Unless he's cribbing from someone else’s words, Paul is not an especially articulate man. So it’s possible that he was leaning on the word “serious” because he couldn’t think of a synonym, and not because it was one of his talking points. And in all honesty, that would probably be better for the senator, because Paul being an all-too-fallible human with an all-too-limited vocabulary is understandable. His campaign being more “serious” than Trump’s, on the other hand, is most certainly not.
What is “serious,” anyway? Does a “serious” campaign avoid attention-seeking gimmicks, like Trump’s sojourn to the U.S. southern border? If so, then Paul’s campaign can’t be deemed serious, either. The last time Paul 2016 was in the news — meta stories about its implosion excepted — was when the candidate donned a black t-shirt and a pair of blue jeans and took a chainsaw to a giant pile of papers meant to represent the tax code. A more cartoonish, transparent stunt is hard to imagine.

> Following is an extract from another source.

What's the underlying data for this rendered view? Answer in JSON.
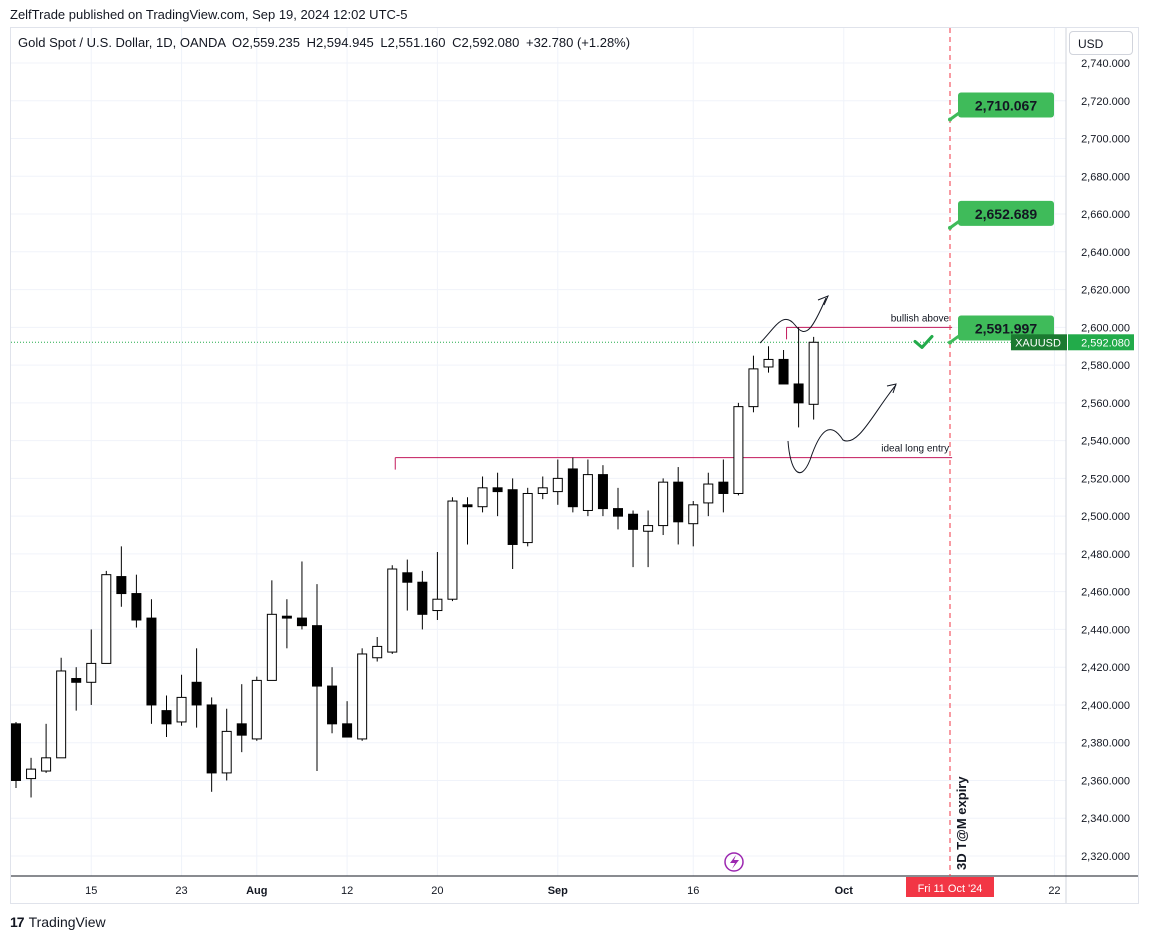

Maybe a “serious” campaign is one that presents a detailed, coherent set of policies that intend to address issues of national concern. By that standard, Trump’s campaign has indeed fallen short. His one big ideas is to “build a wall” between the U.S. and Mexico — and to force the latter to pay the bill. Trump’s campaign manager says a whole smorgasbord of proposals are already prepped for the unveiling, but they haven’t been released yet because Trump won’t be “dictated to by the mainstream media.”
Unfortunately for Paul, however, when it comes to “serious” policy, his campaign is only marginally better than Trump’s, at best. Paul’s biggest big idea so far, for example, is to radically overhaul the tax code he so recently shredded. According to the New York Times’s Josh Barro, Paul would “replace all of today’s federal taxes with a 14.5 percent flat personal income tax and a 14.5 value-added tax.” But because a VAT — a tax on goods and services — is verboten among conservatives, Paul’s tried to pretend it’s something else. As Barro shows, it isn’t; and misleading about your ideas isn’t very serious now, is it?
But perhaps when Paul talks about a “serious” campaign, he means one that seems more than ambivalent about doing what it takes to actually win. Trump doesn’t seem to be investing much time in courting the GOP’s power-brokers, after all. He’s persona non grata as far as the Koch brothers are concerned; and when he recently met with a group of Iowa religious conservatives, he was almost flamboyantly secular, readily admitting he never asks God for forgiveness. Yahoo’s Matt Bai says Trump’s only running because of “a clinical phobia of obsolescence.”
Yet there, too, Paul is no different. In fact, he’s arguably even worse. Trump’s got his own money to campaign with; and even if he’s not as wealthy as he claims, he’s still absurdly rich. Paul, meanwhile, reportedly cannot be bothered to fundraise or schmooze or glad-hand or do anything of the debasing, tedious things required of a “serious” presidential candidate. Despite having trouble raising money and teetering on the edge between second- and third-tier status in public polling, Paul has repeatedly opted to skip the kind of activist “summits” where candidates can ingratiate themselves with the people who decide the “invisible primary.”
Taken altogether, it’s hard to see what the basis of Paul’s claim to “seriousness” even is. There’s nothing Trump’s doing that Paul isn’t doing, too. It’s just that Trump’s doing the same silly stuff better. Paul can argue, I suppose, that there’s more to his public persona than a silly haircut — but even that’s up for debate. And while most people ding Trump for entertaining wild conspiracies about President Obama’s birthplace, it was only recently that Paul began to wean himself off fantasies of hidden schemes. Whatever a “serious” campaign may be, Paul 2016 isn’t it.